No trecho restante, com frente para a Rua Jardim Botânico, em tese seria aplicável a altura de 27,00m estabelecida pela Portaria IPHAN nº 104/2000, devido às omissões no Decreto n° 20.939/2001. Porém, ainda assim, a configuração peculiar do terreno impede tal projeto: com cerca de 60,00m de frente para a Rua Jardim Botânico e 25,00m de frente para os outros dois logradouros, as faixas de influência das ruas Conde Oliveira Rocha e Conde de Afonso Celso atingem a totalidade do imóvel.
Quanto ao gabarito fixado pelo IPHAN – também mencionado na notícia – é de notar-se que a Portaria nº 104/2000 é anterior à edição da APAC do Jardim Botânico, e que , portanto, os critérios de proteção não se direcionam aos imóveis preservados e tutelados em 2001, que então passaram a ser regidos por norma local além da norma federal.
Decreto n° 20.939/2001 (grifos nossos)
Art. 4° – Os bens tutelados podem ser modificados ou demolidos, desde que as alterações, ou as novas construções sejam compatíveis com o conjunto urbanístico preservado e previamente aprovadas pelo órgão de tutela, observadas as seguintes características do conjunto de preservados:
I) padrão recorrente de morfologia; II) articulação de planos e volumes e a relação entre o ritmo e a função dos elementos marcantes recorrentes; III) implantação das edificações em relação ao alinhamento;
§ 1° – As construções e reformas em imóveis tutelados estão condicionadas à legislação urbanística em vigor para a área.
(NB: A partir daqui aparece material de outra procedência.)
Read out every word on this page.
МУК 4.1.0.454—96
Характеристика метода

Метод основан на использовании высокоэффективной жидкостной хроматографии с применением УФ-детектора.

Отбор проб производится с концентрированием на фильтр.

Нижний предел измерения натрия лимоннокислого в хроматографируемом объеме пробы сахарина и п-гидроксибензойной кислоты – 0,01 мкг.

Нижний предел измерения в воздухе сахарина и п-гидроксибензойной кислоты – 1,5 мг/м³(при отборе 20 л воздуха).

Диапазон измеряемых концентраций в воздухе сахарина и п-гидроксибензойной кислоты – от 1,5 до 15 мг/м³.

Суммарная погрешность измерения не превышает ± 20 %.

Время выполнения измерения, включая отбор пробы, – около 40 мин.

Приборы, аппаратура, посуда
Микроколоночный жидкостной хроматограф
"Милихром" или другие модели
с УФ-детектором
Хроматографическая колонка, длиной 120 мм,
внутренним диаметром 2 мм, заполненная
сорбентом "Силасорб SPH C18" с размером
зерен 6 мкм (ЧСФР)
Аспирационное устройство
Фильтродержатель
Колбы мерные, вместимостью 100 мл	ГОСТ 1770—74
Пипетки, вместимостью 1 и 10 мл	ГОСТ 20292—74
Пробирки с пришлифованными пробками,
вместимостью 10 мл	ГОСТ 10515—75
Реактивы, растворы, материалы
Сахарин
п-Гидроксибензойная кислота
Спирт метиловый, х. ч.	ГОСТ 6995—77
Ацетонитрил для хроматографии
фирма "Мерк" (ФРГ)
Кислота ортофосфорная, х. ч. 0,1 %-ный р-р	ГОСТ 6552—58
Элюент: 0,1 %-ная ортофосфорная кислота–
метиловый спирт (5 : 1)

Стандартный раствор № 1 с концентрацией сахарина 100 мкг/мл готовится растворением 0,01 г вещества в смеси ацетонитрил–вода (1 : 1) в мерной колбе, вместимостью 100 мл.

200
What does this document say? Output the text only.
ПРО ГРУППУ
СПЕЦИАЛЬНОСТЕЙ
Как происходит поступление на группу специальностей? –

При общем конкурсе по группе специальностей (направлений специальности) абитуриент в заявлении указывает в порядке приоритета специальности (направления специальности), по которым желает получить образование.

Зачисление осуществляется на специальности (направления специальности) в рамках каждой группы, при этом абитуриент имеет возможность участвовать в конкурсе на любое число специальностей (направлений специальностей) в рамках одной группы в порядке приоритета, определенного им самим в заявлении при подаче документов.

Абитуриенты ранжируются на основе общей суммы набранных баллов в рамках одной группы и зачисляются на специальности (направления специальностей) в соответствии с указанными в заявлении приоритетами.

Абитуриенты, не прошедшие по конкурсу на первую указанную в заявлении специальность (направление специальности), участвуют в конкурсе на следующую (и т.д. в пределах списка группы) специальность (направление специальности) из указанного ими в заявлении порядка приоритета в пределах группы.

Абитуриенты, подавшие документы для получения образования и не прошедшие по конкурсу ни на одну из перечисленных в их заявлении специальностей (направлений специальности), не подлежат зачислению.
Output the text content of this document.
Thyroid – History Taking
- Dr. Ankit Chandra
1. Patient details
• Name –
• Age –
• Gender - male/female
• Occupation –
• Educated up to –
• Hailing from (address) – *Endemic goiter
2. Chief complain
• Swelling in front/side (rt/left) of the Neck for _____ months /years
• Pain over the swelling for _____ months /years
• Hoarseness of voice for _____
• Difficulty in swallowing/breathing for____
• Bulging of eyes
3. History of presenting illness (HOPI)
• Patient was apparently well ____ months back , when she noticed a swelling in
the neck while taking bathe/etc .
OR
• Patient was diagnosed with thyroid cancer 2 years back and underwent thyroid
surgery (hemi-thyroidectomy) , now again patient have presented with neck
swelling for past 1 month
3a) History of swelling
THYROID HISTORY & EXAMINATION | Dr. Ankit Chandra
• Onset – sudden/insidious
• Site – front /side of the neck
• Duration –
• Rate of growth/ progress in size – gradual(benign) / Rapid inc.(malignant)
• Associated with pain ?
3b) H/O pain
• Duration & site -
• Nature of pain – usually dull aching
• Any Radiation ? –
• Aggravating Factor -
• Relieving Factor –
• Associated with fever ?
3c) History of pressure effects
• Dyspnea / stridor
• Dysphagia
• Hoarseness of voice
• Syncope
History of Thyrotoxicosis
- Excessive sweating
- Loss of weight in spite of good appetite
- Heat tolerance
§ 2° – Para efeito da proteção do ambiente urbano e manutenção das características paisagísticas dentro da APAC – Jardim Botânico, as alturas das edificações situadas nos logradouros listados no Anexo III deste Decreto serão limitadas de modo a não prejudicar a insolação e a ventilação dos espaços públicos, a visibilidade do conjunto preservado e da paisagem natural.
Portanto, é possível afirmar que a altura máxima para edificar no terreno em questão, onde funcionou um posto de gasolina, é de 14,00m.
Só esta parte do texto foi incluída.